Michael odeia ser pai, mas adora o seu filho. Quando ainda estava com a sua companheira, o que o fazia tão feliz era ser pai por querer, não por dever. Com o tempo, Michael entendeu que não faria parte do seu filho e que nunca viveria a experiência de vê-lo crescer. É completamente natural e compreensível que ele não queira ver o seu filho deixar a sua infância num lugar como a ilha. Michael quer parar no tempo e ainda não percebeu que, seja no mar ou na terra, não pode recuperar os nove anos que perdeu.

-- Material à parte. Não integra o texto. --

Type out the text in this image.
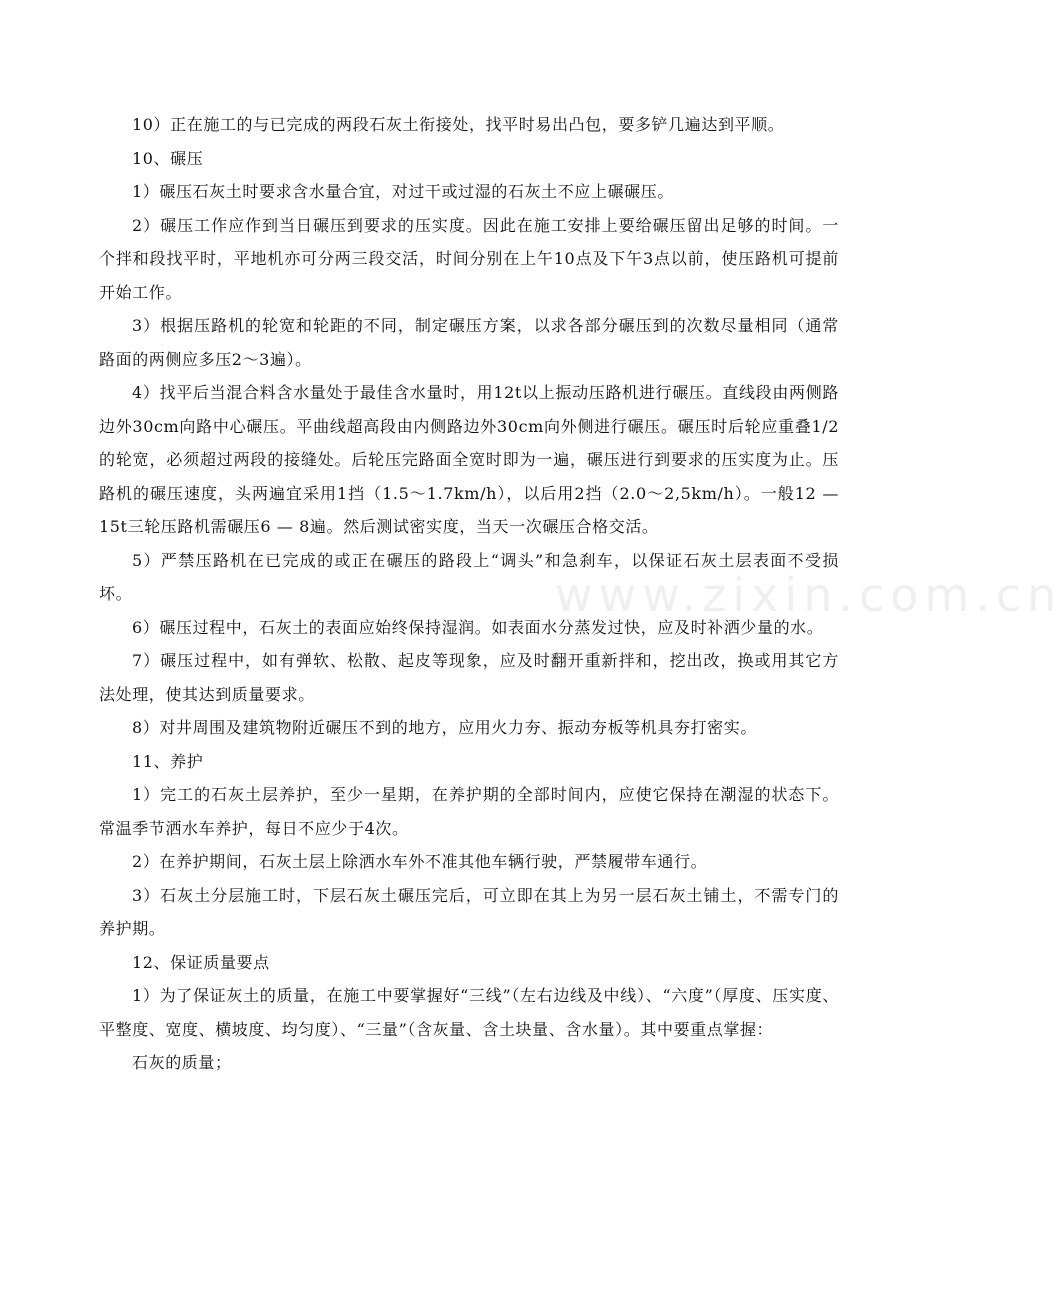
10）正在施工的与已完成的两段石灰土衔接处，找平时易出凸包，要多铲几遍达到平顺。

10、碾压

1）碾压石灰土时要求含水量合宜，对过干或过湿的石灰土不应上碾碾压。

2）碾压工作应作到当日碾压到要求的压实度。因此在施工安排上要给碾压留出足够的时间。一个拌和段找平时，平地机亦可分两三段交活，时间分别在上午10点及下午3点以前，使压路机可提前开始工作。

3）根据压路机的轮宽和轮距的不同，制定碾压方案，以求各部分碾压到的次数尽量相同（通常路面的两侧应多压2～3遍）。

4）找平后当混合料含水量处于最佳含水量时，用12t以上振动压路机进行碾压。直线段由两侧路边外30cm向路中心碾压。平曲线超高段由内侧路边外30cm向外侧进行碾压。碾压时后轮应重叠1/2的轮宽，必须超过两段的接缝处。后轮压完路面全宽时即为一遍，碾压进行到要求的压实度为止。压路机的碾压速度，头两遍宜采用1挡（1.5～1.7km/h），以后用2挡（2.0～2,5km/h）。一般12 —15t三轮压路机需碾压6 — 8遍。然后测试密实度，当天一次碾压合格交活。

5）严禁压路机在已完成的或正在碾压的路段上“调头”和急刹车，以保证石灰土层表面不受损坏。

6）碾压过程中，石灰土的表面应始终保持湿润。如表面水分蒸发过快，应及时补洒少量的水。

7）碾压过程中，如有弹软、松散、起皮等现象，应及时翻开重新拌和，挖出改，换或用其它方法处理，使其达到质量要求。

8）对井周围及建筑物附近碾压不到的地方，应用火力夯、振动夯板等机具夯打密实。

11、养护

1）完工的石灰土层养护，至少一星期，在养护期的全部时间内，应使它保持在潮湿的状态下。常温季节洒水车养护，每日不应少于4次。

2）在养护期间，石灰土层上除洒水车外不准其他车辆行驶，严禁履带车通行。

3）石灰土分层施工时，下层石灰土碾压完后，可立即在其上为另一层石灰土铺土，不需专门的养护期。

12、保证质量要点

1）为了保证灰土的质量，在施工中要掌握好“三线”（左右边线及中线）、“六度”（厚度、压实度、平整度、宽度、横坡度、均匀度）、“三量”（含灰量、含土块量、含水量）。其中要重点掌握：

石灰的质量；

www.zixin.com.cn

O velho Locke fundou a sua própria escola de formação e já possui 2 aprendizes, sem contar o cão. Um líder muito mais competente do que Jack (que graças ao alinhamento planetário não foi o protagonista desta vez), não pela força ou conhecimento, mas pela sabedoria. Além disto, o velho é tão durão que saiu de um acidente de avião melhor do que nunca, com uma cicatriz ameaçadora e andando. Não é para qualquer um. Não é surpresa para ninguém que Walt o admire mais do que a Michael.
Se o percurso que a série trilhará for o que tenho em mente, Walt será a primeira criança independente/forte negra que vejo na televisão popular – The Wire não conta, pois, todo o elenco era negro –. O que será que Brian estava escondendo? Aposto meu dinheiro em Walt sendo um pequeno sociopata. Não só aposto, como também torço. Talvez diminua o meu remorso por querer vê-lo como vítima de violência infantil. Não me julguem, o pirralho esgota-me a paciência.
Charlie, depois da sua metamorfose, tornou-se um lutador. Recusa-se a desistir de Claire, enfrenta Sawyer e talvez tenha encontrado a chave para um grande enigma. Porém, a melhor cena de todo o episódio (e não só a sua) é a em que ele luta consigo mesmo para não ler o diário de Claire. Hilário.
Por que os monstros, ursos polares e as outras criaturas da ilha surgem apenas quando o roteiro sente a necessidade de acrescentar tensão sobrenatural e/ou ameaça física à uma crise pessoal. ‘Um pai e um filho se desentendem? A melhor forma de se acabar com a discussão é… quer saber o que mais? Atirem um urso polar no garoto!’. ABC. Para mim, Lost (até o momento), assim como Game of Thrones, seria muito mais interessante sem os seus elementos fantásticos.
Um dos melhores episódios até agora, a título de construção de personagem. As sequências de ação não me agradam muito, mas são necessárias e não chegam a incomodar. Comovente, dinâmico e eficiente no que se propõe a fazer.
Enquanto isso, no indecifrável epílogo da mente…
(?): Claire estava com o bebê na barriga quando retornou?
(.): Passamos do piloto mais caro da história televisiva para um urso polar feito de isopor. As mudanças em Lost chegam rápido. Mas o visual não deixou de ser ótimo! A transição de Michael caminhando para ir conhecer um filho para salvá-lo ao som da mesma sinfonia de fundo foi maravilhosa.
(!): Muito pouco Sawyer! Muito pouco Sawyer e Kate! Me sinto uma fangirl! Inaceitável! Michael e Sun ficam muito bem juntos. Não como companheiros românticos, mas como amigos. Espero que a relação fique por este terreno.